Arriva Veltroni, oggi. E riunirà i suoi segretari regionali del Nord a duecento metri da quel barettino del chinotto di Bossi, vicino alla Stazione Centrale. Lasciato il loft ha scelto come location una room dell’hotel Michelangelo, l’albergone dei businessmen, una volta detti commessi viaggiatori, quelli che scendono dal treno concludono l’affare e ripartono. Segretari regionali, come si sa, eletti su indicazione di Veltroni. Ascolterà, ha anticipato. Ma niente Partito democratico del Nord, e tra gli ex Ds c’è chi ipotizza un maligno perché: il passaggio a seguire, magari, sarebbe la secessione dal Pd di Roma.
Eppure, almeno una volta, tra quel che erano i Ds e la Lega un avvicinamento serio c’era stato. Quando D’Alema era ancora premier incaricato e Bossi, al primo incontro, aveva offerto l’appoggio esterno al suo governo. «Calma». Avevano concordato le tappe, e nell’accordo siglato ai tavoli del ristorante «Gianni e Dorina», sempre dalle parti della Stazione Centrale, c’era l’appoggio della Lega al governo D’Alema e il patto elettorale che avrebbe portato Roberto Maroni alla presidenza della Regione Lombardia. «Ma poi - raccontò Bossi - quasi sul più bello mi chiama D’Alema per dirmi che i suoi l’avevano ingabbiato. Peccato. Per lui».

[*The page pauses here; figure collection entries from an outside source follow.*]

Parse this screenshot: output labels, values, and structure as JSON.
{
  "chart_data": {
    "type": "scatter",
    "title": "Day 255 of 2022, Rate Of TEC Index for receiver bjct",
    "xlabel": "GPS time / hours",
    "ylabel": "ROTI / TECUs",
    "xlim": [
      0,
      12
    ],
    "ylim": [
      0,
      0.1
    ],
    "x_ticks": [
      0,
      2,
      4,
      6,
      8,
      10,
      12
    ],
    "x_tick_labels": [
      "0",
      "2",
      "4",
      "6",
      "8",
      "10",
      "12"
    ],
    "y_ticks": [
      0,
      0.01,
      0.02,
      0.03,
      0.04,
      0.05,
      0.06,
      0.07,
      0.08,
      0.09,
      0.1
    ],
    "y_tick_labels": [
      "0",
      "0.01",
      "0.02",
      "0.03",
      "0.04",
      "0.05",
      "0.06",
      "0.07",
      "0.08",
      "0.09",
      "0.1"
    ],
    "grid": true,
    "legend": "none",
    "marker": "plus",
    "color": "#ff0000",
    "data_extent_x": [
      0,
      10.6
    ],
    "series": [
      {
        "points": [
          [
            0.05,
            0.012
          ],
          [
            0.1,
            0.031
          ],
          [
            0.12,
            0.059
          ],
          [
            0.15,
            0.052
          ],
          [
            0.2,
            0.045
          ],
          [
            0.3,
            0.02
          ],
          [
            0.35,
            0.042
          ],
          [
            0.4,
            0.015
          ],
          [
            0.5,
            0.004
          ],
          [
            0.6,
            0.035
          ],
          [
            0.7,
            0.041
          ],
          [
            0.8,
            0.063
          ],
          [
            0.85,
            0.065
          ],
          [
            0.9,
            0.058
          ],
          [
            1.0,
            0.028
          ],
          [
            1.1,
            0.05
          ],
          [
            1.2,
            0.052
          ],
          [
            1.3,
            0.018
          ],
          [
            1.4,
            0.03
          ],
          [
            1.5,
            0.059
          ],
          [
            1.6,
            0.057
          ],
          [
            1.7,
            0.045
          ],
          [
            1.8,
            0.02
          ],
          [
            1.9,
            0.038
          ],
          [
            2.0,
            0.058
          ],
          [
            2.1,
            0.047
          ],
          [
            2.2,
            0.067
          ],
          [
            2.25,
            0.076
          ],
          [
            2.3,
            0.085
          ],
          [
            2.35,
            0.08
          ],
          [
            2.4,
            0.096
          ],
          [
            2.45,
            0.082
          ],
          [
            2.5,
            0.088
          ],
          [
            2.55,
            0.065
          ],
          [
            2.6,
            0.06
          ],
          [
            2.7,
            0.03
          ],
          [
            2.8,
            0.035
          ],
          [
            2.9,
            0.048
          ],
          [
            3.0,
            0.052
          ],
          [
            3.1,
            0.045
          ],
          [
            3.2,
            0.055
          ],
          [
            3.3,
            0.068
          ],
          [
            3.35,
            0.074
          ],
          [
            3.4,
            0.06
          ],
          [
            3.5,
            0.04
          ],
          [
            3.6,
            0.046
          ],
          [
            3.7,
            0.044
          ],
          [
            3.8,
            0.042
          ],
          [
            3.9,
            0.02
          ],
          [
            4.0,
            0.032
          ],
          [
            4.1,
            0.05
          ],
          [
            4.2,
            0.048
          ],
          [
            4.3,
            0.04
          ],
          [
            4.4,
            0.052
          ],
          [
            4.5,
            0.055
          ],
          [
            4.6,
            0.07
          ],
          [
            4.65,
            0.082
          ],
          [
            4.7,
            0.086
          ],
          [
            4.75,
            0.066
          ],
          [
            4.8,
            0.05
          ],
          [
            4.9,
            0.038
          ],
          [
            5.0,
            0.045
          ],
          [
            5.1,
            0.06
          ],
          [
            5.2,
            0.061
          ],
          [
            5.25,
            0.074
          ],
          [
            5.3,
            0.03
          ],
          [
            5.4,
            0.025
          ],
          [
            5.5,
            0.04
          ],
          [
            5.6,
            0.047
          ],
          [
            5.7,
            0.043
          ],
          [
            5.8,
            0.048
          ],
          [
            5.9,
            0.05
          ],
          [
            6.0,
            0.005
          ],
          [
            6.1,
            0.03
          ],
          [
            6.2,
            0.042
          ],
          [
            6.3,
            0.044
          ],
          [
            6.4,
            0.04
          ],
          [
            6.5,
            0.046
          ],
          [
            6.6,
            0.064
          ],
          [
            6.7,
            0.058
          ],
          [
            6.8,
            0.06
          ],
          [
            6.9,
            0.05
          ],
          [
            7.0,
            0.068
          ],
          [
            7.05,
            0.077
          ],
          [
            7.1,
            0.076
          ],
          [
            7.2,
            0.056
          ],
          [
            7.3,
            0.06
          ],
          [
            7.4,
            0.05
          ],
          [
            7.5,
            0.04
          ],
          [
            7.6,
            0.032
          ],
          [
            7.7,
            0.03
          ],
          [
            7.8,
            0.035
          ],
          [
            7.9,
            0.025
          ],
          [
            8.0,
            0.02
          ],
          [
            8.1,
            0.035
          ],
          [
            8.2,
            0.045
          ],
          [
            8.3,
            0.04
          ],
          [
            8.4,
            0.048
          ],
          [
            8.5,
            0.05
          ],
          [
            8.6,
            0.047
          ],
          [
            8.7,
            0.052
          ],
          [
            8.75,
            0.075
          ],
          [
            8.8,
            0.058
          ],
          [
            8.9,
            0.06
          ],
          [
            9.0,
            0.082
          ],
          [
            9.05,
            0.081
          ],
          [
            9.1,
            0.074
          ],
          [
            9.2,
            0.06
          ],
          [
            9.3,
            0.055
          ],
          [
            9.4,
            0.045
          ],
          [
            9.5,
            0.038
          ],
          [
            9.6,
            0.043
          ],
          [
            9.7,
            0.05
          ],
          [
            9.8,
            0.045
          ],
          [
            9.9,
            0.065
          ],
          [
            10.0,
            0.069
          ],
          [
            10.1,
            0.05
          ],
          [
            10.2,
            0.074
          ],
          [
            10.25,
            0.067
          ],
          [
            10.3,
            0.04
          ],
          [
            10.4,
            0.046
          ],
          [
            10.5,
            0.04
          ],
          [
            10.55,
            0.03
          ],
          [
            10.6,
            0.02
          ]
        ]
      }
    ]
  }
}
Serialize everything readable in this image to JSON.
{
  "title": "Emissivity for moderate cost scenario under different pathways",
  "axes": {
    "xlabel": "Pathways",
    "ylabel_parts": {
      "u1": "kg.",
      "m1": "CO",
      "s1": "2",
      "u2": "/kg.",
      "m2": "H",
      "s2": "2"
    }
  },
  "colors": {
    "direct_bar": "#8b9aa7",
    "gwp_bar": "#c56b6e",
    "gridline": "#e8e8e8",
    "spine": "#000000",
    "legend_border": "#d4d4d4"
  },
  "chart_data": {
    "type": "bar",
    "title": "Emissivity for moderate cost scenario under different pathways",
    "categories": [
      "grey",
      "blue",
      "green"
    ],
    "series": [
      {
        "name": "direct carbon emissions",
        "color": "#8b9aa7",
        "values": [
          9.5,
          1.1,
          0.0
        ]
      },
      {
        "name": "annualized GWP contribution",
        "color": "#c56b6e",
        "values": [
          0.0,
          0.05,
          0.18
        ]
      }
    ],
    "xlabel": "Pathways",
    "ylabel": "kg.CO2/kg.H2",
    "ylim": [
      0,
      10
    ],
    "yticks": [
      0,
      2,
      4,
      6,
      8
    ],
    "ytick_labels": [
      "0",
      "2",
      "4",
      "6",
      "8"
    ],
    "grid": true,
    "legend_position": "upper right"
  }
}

D’Alema era stato applaudito al congresso leghista di Milano, Bossi lo elogiava: «Massimo è un aquilotto, uno che in politica sa volare, Veltroni una gallinella». lì, tra il ’99 e il 2000, che si spezzano gli ultimi fili. E la Lega, tranne che per i dirigenti Ds del Nord, torna a essere una banda di mezzi baluba, mezzi razzisti, quasi fascisti, xenofobi. Tranne dopo il voto. Ah, la Questione Settentrionale... E il Nord che aveva votato Ulivo e Prodi nel 2006 non è che sia stato trattato granché meglio: tra lombardi e veneti, al governo era andata solo Barbara Pollastrini, al ministero delle Pari opportunità, proprio quel che serviva.
da maneggiare con cura la Questione Settentrionale, anche quando viene declinata come Partito Democratico del Nord. Sul suo blog Pierangelo Ferrari, già segretario regionale Ds rieletto alla Camera, scrive: «Non abbiamo perso le elezioni a causa della composizione delle liste, ma i criteri con cui sono state composte e imposte sono il prodotto di una cultura centralistica che ci chiude nei loft e ci allontana dal Paese reale. Non si vince con le icone sbandierate sui media, l’imprenditore di successo, la ragazza naïve, l’uomo d’ordine del’esercito, l’operaio esibito come l’ultimo dei Mohicani...».
Benvenuto al Nord, segretario Veltroni.